These chemicals, typically flourinated organosilanes, have a teflon-like tail consisting of -(CF2)xCF3 and, in the other end, a reactive group -Si(teflon)Clx. As shown in the figure below, the chlorine atoms react with Si(surface)-OH groups of the surface to form a chemical bond -Si((teflon))-O-Si(surface)- under elimination of HCL. This means that both Si and SiO2 surfaces are coated because of the native oxide on Si surfaces.
A picture showing some of chemicals MVD and the surface reaction can be found in LabManager.
The parameters of the MVD process
The most important parameters to control during the MVD process are:
- Substrate surface
- An O2 plasma is run prior to any process in order to condition the substrate surface. This will also remove any existing MVD coating.
- Water content
- Water will cause the chemicals to polymerize (bond to each other instead of on the surface) and it is therefore critical to precisely control the water content.
- Substrate temperature
- The temperature of the substrate is the same as the process chamber and it is kept constant at 35 oC.
- Vapor order
- There is no active force that injects the chemicals into the process chamber. The driving force is a combination of two factors:
- A pressure gradient The vapor pressure of the chemical (when stored at some temperature in the cylinder) compared to the pressure in the chamber.
- A temperature gradient The chemical and the line that feeds the process chamber are kept at a higher temperature.
It is critical that the chemicals with the lowest vapor pressure are injected first into the process chamber. If, for instance, water is injected before FDTS, the water will flow into the FTDS expansion volume and cause polymerization, thus forcing a mechanical clean. NOT GOOD!.
The FLAT2 recipe
Purpose
The FLAT2 recipe is designed for quick coating of non-structured wafers.

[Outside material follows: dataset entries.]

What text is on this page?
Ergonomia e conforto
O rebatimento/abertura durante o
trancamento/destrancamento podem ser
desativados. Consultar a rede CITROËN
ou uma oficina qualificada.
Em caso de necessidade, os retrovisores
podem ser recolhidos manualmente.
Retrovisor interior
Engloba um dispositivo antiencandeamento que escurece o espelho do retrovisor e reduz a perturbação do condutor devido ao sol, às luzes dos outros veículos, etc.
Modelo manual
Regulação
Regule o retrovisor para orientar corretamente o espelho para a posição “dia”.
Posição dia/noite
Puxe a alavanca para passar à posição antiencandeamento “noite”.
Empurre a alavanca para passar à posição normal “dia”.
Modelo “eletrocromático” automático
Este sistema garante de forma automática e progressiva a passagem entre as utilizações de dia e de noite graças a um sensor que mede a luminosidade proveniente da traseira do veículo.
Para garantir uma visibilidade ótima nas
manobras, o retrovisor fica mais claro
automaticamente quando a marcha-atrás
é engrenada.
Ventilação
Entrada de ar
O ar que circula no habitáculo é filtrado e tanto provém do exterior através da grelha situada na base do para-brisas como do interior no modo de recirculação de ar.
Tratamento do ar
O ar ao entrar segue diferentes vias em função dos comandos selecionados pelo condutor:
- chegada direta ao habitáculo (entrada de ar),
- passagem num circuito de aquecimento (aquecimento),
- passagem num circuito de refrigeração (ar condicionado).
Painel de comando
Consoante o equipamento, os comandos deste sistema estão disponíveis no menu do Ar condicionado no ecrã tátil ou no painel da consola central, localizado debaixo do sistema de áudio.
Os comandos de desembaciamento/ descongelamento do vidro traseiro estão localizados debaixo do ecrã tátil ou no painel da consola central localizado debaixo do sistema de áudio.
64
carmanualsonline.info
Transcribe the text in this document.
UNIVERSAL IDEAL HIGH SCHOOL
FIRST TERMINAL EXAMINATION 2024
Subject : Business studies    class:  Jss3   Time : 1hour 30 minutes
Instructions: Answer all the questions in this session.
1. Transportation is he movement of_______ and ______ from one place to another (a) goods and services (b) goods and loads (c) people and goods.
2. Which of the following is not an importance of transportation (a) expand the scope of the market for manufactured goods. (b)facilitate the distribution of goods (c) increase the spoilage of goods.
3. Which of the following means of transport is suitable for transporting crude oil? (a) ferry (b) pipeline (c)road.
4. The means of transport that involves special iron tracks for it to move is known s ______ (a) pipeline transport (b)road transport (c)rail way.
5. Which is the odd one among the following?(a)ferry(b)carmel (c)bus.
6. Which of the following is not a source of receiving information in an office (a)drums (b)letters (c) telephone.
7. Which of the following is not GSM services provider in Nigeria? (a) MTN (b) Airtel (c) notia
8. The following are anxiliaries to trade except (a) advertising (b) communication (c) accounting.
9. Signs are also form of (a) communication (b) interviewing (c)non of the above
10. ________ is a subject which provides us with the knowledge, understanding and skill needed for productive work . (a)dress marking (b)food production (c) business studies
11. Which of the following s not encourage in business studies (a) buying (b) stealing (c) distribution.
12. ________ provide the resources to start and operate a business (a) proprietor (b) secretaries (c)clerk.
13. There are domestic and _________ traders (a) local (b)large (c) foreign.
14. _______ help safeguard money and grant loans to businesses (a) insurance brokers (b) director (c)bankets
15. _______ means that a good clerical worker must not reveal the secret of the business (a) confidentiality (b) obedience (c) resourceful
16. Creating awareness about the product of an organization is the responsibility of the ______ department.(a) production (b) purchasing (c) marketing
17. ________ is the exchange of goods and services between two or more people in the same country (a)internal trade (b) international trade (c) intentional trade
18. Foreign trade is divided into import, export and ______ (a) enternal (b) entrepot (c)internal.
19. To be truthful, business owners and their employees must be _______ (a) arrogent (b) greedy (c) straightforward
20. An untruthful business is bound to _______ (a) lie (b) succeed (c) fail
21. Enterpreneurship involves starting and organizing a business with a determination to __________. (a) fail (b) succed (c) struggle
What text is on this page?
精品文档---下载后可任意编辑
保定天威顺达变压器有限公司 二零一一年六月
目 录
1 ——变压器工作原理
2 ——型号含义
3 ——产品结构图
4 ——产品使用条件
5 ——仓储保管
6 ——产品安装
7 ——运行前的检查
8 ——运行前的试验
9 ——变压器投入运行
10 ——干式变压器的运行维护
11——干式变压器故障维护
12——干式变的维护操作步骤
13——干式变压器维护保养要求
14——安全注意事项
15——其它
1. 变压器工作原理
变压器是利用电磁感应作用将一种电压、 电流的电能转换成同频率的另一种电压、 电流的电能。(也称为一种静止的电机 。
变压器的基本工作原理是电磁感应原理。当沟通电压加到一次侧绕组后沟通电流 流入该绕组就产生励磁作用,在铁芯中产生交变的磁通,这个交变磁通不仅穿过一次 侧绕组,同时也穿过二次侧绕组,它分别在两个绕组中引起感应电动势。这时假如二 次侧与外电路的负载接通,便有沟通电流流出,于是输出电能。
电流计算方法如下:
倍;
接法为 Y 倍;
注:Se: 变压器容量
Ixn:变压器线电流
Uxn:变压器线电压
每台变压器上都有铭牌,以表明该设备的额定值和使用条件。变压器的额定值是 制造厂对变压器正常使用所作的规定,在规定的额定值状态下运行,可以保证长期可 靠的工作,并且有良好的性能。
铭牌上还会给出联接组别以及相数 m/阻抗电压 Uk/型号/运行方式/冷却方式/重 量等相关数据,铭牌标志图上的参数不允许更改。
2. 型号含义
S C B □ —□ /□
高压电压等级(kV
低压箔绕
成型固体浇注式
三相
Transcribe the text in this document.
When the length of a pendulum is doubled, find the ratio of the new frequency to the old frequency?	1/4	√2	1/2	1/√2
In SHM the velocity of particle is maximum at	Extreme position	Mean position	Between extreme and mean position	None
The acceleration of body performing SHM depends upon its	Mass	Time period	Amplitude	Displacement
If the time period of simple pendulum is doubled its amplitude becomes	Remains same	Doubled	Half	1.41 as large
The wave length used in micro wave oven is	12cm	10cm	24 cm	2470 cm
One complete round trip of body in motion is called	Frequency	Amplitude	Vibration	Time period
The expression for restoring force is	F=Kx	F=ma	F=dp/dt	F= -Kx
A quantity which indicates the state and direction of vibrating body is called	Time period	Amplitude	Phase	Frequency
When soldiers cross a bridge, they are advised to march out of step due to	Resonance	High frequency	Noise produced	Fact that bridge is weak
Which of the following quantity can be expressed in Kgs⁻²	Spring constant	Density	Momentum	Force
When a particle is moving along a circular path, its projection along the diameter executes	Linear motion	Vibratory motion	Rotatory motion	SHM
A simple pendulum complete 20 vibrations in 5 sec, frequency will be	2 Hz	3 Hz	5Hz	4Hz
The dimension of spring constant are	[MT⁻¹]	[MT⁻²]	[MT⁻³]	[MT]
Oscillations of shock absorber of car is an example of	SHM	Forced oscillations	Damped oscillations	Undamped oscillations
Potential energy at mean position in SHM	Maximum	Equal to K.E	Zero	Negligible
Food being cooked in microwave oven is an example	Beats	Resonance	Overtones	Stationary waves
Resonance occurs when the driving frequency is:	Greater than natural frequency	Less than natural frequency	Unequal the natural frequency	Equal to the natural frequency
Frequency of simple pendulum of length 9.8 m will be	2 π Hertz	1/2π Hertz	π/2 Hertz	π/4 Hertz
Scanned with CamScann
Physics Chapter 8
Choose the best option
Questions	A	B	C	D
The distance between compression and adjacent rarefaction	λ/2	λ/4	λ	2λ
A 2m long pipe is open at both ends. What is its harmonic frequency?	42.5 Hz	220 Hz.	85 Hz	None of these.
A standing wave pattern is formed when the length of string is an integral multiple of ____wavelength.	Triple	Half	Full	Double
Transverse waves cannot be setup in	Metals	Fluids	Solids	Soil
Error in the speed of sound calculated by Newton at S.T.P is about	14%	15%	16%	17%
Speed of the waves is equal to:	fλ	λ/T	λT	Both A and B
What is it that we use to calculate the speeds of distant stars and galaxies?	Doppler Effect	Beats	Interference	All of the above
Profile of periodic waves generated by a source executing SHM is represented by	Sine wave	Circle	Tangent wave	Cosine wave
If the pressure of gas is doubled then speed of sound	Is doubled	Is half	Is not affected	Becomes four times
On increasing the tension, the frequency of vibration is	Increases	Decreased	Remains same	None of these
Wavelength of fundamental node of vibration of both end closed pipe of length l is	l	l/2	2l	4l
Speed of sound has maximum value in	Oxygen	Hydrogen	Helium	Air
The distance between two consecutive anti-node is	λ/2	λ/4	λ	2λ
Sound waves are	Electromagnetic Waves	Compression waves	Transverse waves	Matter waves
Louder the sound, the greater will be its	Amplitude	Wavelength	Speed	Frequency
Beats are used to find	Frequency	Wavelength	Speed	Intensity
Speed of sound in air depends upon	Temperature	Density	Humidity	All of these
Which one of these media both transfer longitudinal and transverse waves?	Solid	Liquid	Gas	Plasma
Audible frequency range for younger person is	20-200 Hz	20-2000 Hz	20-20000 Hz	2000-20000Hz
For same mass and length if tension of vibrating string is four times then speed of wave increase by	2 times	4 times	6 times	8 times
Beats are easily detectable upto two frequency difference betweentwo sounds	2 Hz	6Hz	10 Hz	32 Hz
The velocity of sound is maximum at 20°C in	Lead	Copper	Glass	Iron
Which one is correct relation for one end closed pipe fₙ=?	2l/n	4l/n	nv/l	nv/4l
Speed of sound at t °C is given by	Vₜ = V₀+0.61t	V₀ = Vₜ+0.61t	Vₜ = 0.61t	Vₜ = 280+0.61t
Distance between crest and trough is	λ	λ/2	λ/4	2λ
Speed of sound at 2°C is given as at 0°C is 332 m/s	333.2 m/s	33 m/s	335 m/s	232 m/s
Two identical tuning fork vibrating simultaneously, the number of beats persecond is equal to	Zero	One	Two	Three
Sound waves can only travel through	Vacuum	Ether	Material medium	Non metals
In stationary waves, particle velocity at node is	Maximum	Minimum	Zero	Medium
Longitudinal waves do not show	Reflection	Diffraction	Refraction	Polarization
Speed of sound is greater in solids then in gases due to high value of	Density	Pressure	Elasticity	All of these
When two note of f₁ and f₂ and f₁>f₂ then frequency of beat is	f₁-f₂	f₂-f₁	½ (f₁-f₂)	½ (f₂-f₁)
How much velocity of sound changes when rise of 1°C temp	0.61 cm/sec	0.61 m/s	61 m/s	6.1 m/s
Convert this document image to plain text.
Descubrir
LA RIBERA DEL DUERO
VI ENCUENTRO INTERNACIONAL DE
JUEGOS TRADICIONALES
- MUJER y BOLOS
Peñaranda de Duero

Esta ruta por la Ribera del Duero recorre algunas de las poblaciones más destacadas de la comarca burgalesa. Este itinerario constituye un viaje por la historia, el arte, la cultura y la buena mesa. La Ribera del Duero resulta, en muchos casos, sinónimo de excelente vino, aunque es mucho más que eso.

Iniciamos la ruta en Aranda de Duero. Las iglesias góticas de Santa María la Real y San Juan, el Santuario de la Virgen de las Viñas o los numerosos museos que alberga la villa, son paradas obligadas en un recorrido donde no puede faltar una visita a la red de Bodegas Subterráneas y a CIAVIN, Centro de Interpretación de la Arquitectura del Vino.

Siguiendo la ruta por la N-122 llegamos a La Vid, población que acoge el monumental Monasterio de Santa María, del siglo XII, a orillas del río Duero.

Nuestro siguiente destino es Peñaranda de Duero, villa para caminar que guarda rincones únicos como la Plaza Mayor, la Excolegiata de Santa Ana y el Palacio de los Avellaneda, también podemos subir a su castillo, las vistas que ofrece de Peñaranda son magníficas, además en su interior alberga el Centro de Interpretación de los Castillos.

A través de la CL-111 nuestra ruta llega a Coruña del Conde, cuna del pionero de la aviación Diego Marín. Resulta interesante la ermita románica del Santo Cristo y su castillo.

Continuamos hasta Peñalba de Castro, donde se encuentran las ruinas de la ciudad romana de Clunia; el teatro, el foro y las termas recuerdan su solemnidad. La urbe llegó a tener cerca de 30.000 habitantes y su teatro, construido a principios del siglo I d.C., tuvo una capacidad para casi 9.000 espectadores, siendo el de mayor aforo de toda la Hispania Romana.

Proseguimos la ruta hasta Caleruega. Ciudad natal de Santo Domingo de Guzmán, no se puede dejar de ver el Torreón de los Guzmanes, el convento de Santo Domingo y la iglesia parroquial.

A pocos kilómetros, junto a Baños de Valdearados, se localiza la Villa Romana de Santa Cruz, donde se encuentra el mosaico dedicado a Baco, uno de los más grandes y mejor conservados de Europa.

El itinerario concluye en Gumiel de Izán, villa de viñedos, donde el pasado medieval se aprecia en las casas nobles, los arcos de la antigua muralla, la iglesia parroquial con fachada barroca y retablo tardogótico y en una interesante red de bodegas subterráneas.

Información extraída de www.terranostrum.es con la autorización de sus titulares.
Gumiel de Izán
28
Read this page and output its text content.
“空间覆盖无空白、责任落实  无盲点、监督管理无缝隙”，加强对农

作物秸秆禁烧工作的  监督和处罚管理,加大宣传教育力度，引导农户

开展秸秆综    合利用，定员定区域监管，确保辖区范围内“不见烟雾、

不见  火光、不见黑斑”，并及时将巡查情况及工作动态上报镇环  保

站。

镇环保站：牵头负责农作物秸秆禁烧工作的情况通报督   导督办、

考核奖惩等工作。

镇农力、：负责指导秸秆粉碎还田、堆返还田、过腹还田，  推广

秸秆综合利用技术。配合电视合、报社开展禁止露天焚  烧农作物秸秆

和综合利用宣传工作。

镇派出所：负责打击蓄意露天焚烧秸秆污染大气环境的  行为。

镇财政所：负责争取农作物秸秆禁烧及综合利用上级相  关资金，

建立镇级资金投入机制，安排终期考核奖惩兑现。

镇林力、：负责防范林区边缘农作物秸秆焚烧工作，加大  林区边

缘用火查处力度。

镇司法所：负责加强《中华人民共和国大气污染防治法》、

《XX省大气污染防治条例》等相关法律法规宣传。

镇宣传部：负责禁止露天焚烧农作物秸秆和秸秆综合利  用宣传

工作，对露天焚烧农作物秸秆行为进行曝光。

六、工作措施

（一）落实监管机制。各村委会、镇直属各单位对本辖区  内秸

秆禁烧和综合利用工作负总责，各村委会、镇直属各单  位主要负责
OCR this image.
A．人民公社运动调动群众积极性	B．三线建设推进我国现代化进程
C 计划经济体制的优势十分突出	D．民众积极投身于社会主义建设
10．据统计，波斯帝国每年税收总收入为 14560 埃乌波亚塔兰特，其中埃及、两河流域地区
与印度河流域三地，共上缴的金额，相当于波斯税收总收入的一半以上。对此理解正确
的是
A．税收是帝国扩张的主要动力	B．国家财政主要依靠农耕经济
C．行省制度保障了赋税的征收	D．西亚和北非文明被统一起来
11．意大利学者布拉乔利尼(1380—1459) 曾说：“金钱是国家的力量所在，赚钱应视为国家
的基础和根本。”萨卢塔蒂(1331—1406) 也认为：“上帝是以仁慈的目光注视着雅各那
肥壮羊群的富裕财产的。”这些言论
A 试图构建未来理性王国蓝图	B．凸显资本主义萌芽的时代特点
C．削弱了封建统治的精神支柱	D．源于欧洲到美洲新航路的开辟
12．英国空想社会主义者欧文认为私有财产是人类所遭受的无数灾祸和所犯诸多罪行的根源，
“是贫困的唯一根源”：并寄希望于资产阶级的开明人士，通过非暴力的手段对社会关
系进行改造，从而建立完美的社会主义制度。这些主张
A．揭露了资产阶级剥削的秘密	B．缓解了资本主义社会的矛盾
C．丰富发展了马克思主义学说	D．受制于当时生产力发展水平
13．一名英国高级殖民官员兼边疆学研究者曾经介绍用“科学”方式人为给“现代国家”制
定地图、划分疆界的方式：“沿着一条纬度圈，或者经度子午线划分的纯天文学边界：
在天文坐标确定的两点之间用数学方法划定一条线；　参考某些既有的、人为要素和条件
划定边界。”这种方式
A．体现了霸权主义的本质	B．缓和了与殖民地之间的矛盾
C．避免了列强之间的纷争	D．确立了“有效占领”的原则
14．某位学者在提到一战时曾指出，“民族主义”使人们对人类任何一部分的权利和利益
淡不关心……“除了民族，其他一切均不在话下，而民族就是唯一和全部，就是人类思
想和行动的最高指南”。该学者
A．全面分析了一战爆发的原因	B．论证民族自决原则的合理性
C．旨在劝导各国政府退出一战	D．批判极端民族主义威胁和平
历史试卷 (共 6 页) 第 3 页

One should not expect to get good conformal coverage of nanostructures or nanometersized surface roughness.
Process description
The amount of FDTS is delivered in one cycle (4 injections of FDTS at 0.500 Torr + 1 injection of water at 18 Torr) and the reaction time is 15 minutes. The total process time is some 22 minutes.
Process sequence
| O2 plasma | Flow | 200 sccm |
|---|---|---|
| Power | 250 Watts | |
| Time | 300 seconds | |
| Chemical # 1 (vapor order 1) | Name | FDTS2 |
| Line no. | 2 | |
| Cycles | 4 | |
| Pressure | 0.500 Torr | |
| Chemical # 2 (vapor order 2) | Name | Water |
| Line no. | 1 | |
| Cycles | 1 | |
| Pressure | 18 Torr | |
| Processing | Time | 900 seconds |
| Purge | Cycles | 5 |
The STAMP2 recipe
Purpose
The STAMP2 recipe uses the same total amount of FDTS as FLAT but delivers it much slower in order to obtain a much better and conformal coating of fine nanostructures. STAMP2 should always be used for stamps for nanoimprint lithography irregardless of the feature size.
Process description
A cycle with 1 injection of FDTS at 0.500 Torr + 1 injection of water at 6 Torr reacts for 15 minutes. Then the process chamber is evacuated and a new cycle starts until 4 cycles are completed. This gives a total process time of some 80 minutes.
Process sequence
| O2 plasma | Flow | 200 sccm | |
|---|---|---|---|
| Power | 250 Watts | ||
| Time | 300 seconds | ||
| Repeated 4 times | Chemical # 1 (vapor order 1) | Name | FDTS2 |
| Line no. | 2 | ||
| Cycles | 4 | ||
| Pressure | 0.500 Torr | ||
| Chemical # 2 (vapor order 2) | Name | Water | |
| Line no. | 1 | ||
| Cycles | 1 | ||
| Pressure | 18 Torr | ||
| Processing | Time | 900 seconds | |
| Purge | Cycles | 5 | |